Nayanthara | Photo: Mathrubhumi
Mumbai: With the changing dynamics of the Indian film industry, South star Nayanthara believes now is the "right time" for artists to take bold decisions and present their content to a larger audience.
The 38-year-old actor, one of the biggest stars of Tamil, Telugu and Malayalam film industries, is entering the Hindi market with the release of her latest Tamil horror movie “Connect”, which she has also produced via her banner Rowdy Pictures.
She will follow it up with Shah Rukh Khan-starrer “Jawan”, which will be her first full-fledged Hindi project.
“This change (in industry dynamics) has given confidence to everyone. It has motivated us to take bold decisions of releasing our films in other languages, where people are not so aware of the star or the director,” Nayanthara told PTI in a virtual interview.
In the past two decades, the actor has established herself as 'lady superstar' of the South, but Bollywood was never her focus until recently.
The success of "RRR", "Pushpa" and "KGF" franchise has created an opportunity for her to connect with the Hindi audience, who has mostly seen her in the dubbed version of popular hits "Aadhavan", "Chandramukhi", "Tulasi", "Arrambam" and "Sivaji".
"There is a right time for everything. It is just that I didn't get the opportunity to do a full-fledged Hindi film or a proper dubbed Hindi film. Also, the situations were quite different earlier. Today, it has changed and we have to move according to the situation," she added.
Nayanthara believes a content rich film will strike a chord with the audiences across the country and globe, irrespective of its language.
“We believe that if people watch a good film, they will be happy and will connect, whether it is in Tamil, Telugu, Malayalam, Kannada or Hindi. It will work everywhere if the content is good."
“Connect”, directed by Ashwin Saravanan of "Maya" and "Game Over" fame, has the right ingredients to entice the Hindi audience, she said.
“'Connect' is not about a region or a family in Tamil Nadu. It is not state specific and I don't think there should be a language barrier for this film,” the actor added.
Set during the lockdown in India, the film follows a single mother (Nayanthara) who starts noticing eerie changes in the behaviour of her daughter. The Tamil version released on December 22, while the Hindi version came out on Thursday.
The actor is delighted with the response to the film.
"'Connect' is a theatre experience and the audience is loving the thrill of watching a horror film on the big screen."
But with success comes responsibility and Nayanthara said she is well-aware of maintaining the standards the South cinema has set for itself.
“We feel a sense of responsibility that we have to make a pretty decent film and not a stupid film."
“Connect” marks her second collaboration with director Saravanan after 2015 horror feature “Maya”, which was Nayanthara's 50th movie.

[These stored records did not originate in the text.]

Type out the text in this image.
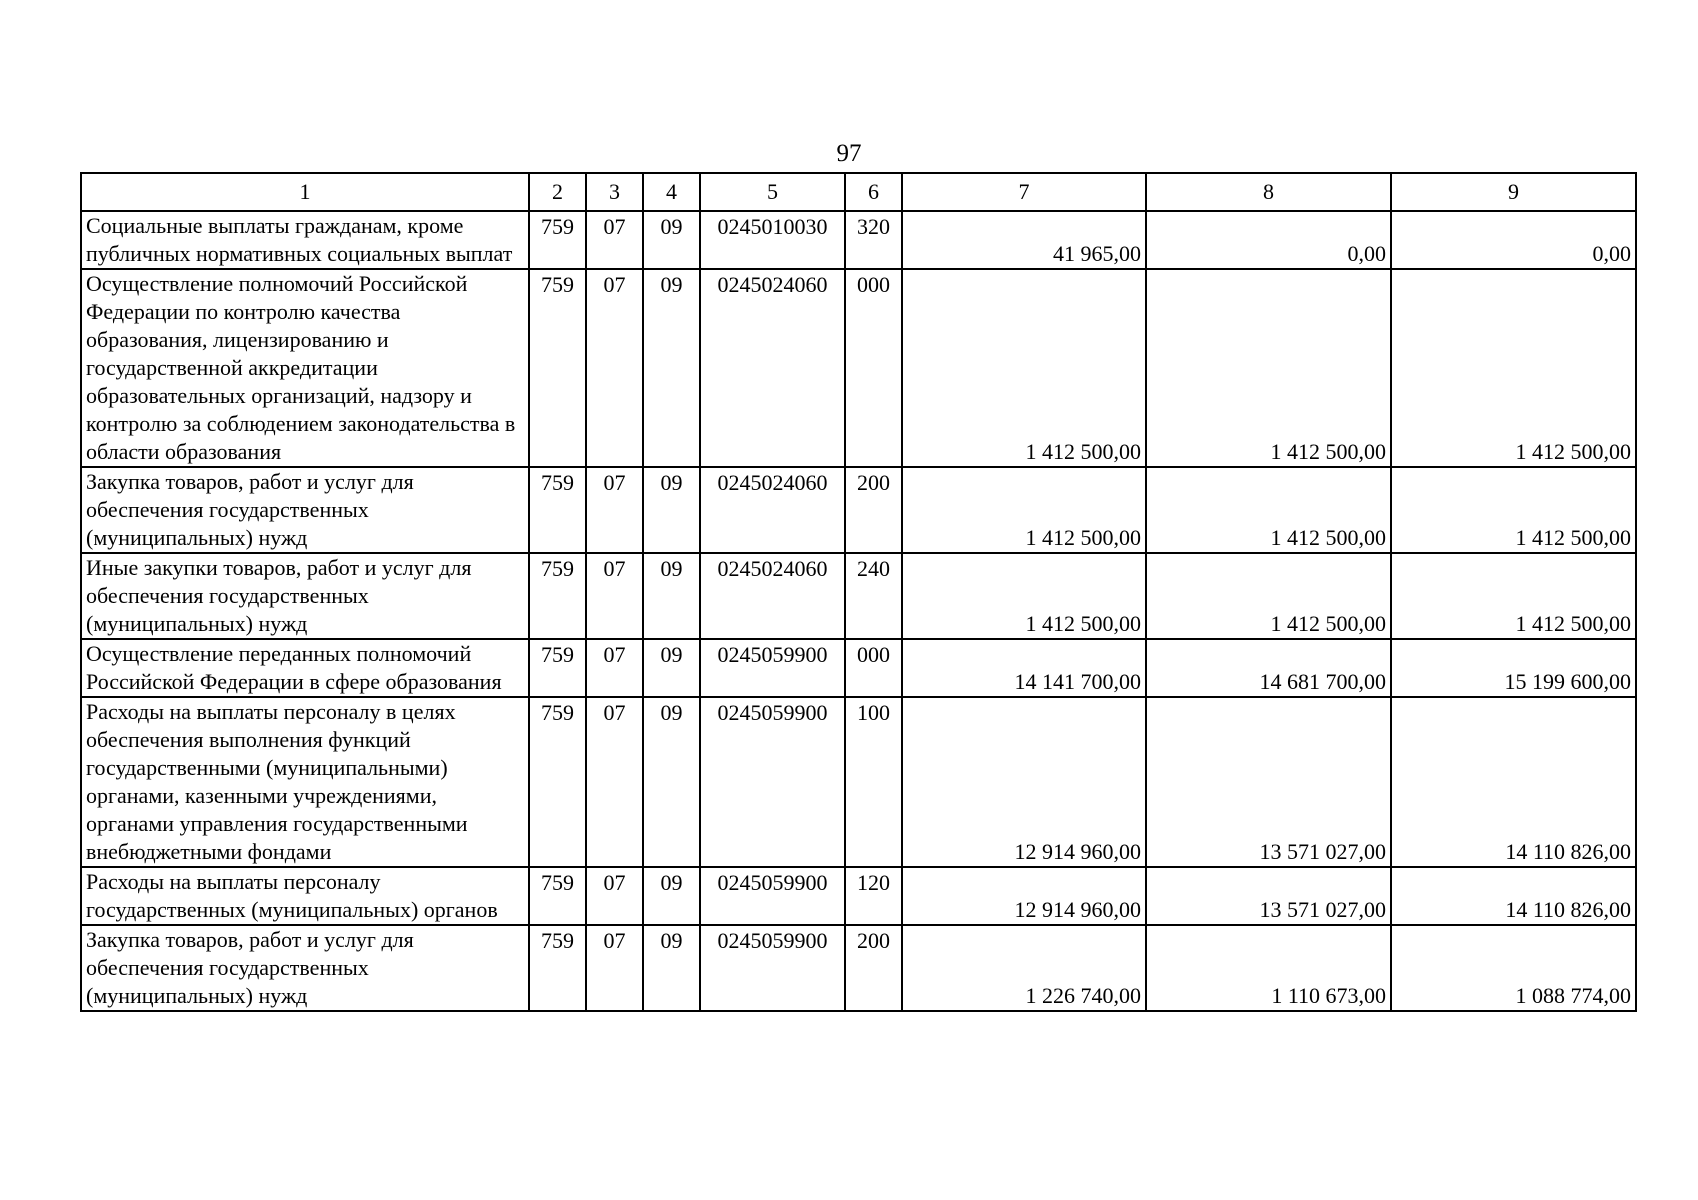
97
1	2	3	4	5	6	7	8	9
Социальные выплаты гражданам, кроме публичных нормативных социальных выплат	759	07	09	0245010030	320	41 965,00	0,00	0,00
Осуществление полномочий Российской Федерации по контролю качества образования, лицензированию и государственной аккредитации образовательных организаций, надзору и контролю за соблюдением законодательства в области образования	759	07	09	0245024060	000	1 412 500,00	1 412 500,00	1 412 500,00
Закупка товаров, работ и услуг для обеспечения государственных (муниципальных) нужд	759	07	09	0245024060	200	1 412 500,00	1 412 500,00	1 412 500,00
Иные закупки товаров, работ и услуг для обеспечения государственных (муниципальных) нужд	759	07	09	0245024060	240	1 412 500,00	1 412 500,00	1 412 500,00
Осуществление переданных полномочий Российской Федерации в сфере образования	759	07	09	0245059900	000	14 141 700,00	14 681 700,00	15 199 600,00
Расходы на выплаты персоналу в целях обеспечения выполнения функций государственными (муниципальными) органами, казенными учреждениями, органами управления государственными внебюджетными фондами	759	07	09	0245059900	100	12 914 960,00	13 571 027,00	14 110 826,00
Расходы на выплаты персоналу государственных (муниципальных) органов	759	07	09	0245059900	120	12 914 960,00	13 571 027,00	14 110 826,00
Закупка товаров, работ и услуг для обеспечения государственных (муниципальных) нужд	759	07	09	0245059900	200	1 226 740,00	1 110 673,00	1 088 774,00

The actor said both “Maya” and “Connect” may belong to the same genre, but are totally different in their treatment.
"‘Maya' is a lot twisted. But with ‘Connect', I felt that the simplicity of the film itself is fresh,” she added.
In "Connect", Nayanthara plays Susan Murugasan, whose world comes down during the pandemic after she loses her husband and is disturbed about her daughter getting possessed by a ghost.
The “Netrikann” star said to essay any character, she relies on her director's vision, besides her own process, which is more internal.
“It is not always about trying to replicate (someone). Sometimes for some characters, which have in-depth emotion, it is more of an internal process."
Also starring Sathyaraj, Anupam Kher, and Vinay Rai, Haniya Nafisa, “Connect” is backed by Nayanthara and her filmmaker husband Vignesh Shivan's Rowdy Pictures.
Going forward, Nayanthara said she would continue making the most of the opportunities coming her way.
"I would try to do different films... We don't know what works, it depends on what is being offered to you and I will make the best out of it. That is my responsibility," the actor said.